Возможно, она бы и поддалась своему внутреннему импульсу, если бы Люк сказал или сделал что—либо провоцирующее. Но он просто стоял, пристально глядя на нее с абсолютной безучастностью, не смотря на ее голое тело и не реагируя на ее враждебность. Он опустил глаза прежде, чем она сумела вовлечь его в еще одно соревнование силы воли.

— Завтрак готов. Я доставлю тебя в город после того, как ты поешь, — на мгновение он сделал паузу, взглянув на нее из—под бровей, как будто хотел сказать что—то, более личное. Потом развернулся и оставил ее смотреть ему вслед.

Если прежде в Джой гнев просто горел, то теперь он превратился в настоящее пламя. Она, ругаясь так, что ее саму это удивляло, натянула резкими движениями остальную часть одежды. Ему это так не сойдет с рук, нет, не во второй раз. Она заставит его рассказать, что происходит, даже если для этого нужно будет рискнуть своей жизнью и здоровьем.

Люк сидел за маленьким столом с тарелкой овсянки напротив такой же тарелки и пустого стула. Его осанка, голова, опирающаяся на одну руку, в то время как другой он вяло помешивал кашу, были настолько чужды тому, что она знала о нем, что Джой остановилась, уставившись на него. Это почти погасило ее гнев на какое—то мгновение, ровно до тех пор, пока он не заметил ее, принимая прежнюю непреклонную неумолимость, и не вскочил со стула, отойдя в дальнюю часть комнаты, будто она болела заразной болезнью, которую он не хотел подцепить.

Джой развернулась к нему лицом.

— С меня достаточно, Жуводан. Я думаю, что сейчас самое время, чтобы ты рассказал мне, что, черт возьми, происходит. Между нами. Если ты так действовал со всеми своими женщинами, я не удивлена, что они сбежали от тебя. Я проделала такой путь, чтобы найти тебя, а ты…

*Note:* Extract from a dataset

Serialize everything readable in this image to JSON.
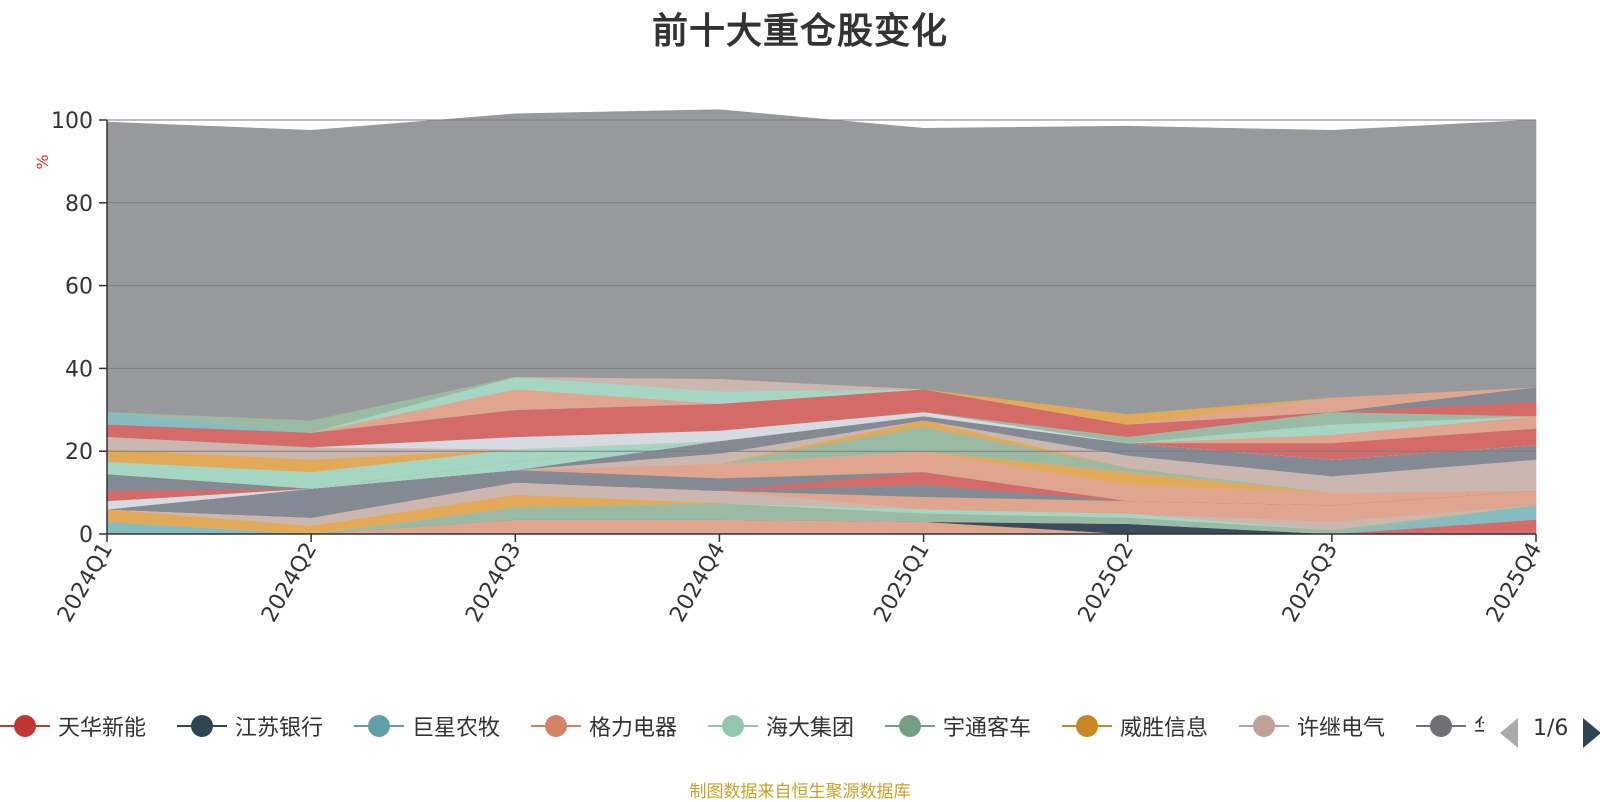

— Съешь свой завтрак, — голос Люка был не громче, чем самый мягкий из шепотов. Он не смотрел на нее. Он прижался спиной к дальней стене, разведя руки, словно животное, загнанное в угол. Джой проигнорировала тон и напряжение, которые скрутили его внушительную фигуру в тугую пружину на гране срыва.

— На сей раз, ты не сможешь просто проигнорировать меня, Люк. Ты должен мне все объяснить. Ты сказал, что поможешь, а затем использовал меня и даже не потрудился закончить то, что начал, — лицо горело от досады за свою прямолинейность, но гнев завел ее слишком далеко, чтобы теперь отступать. «Он отверг ее».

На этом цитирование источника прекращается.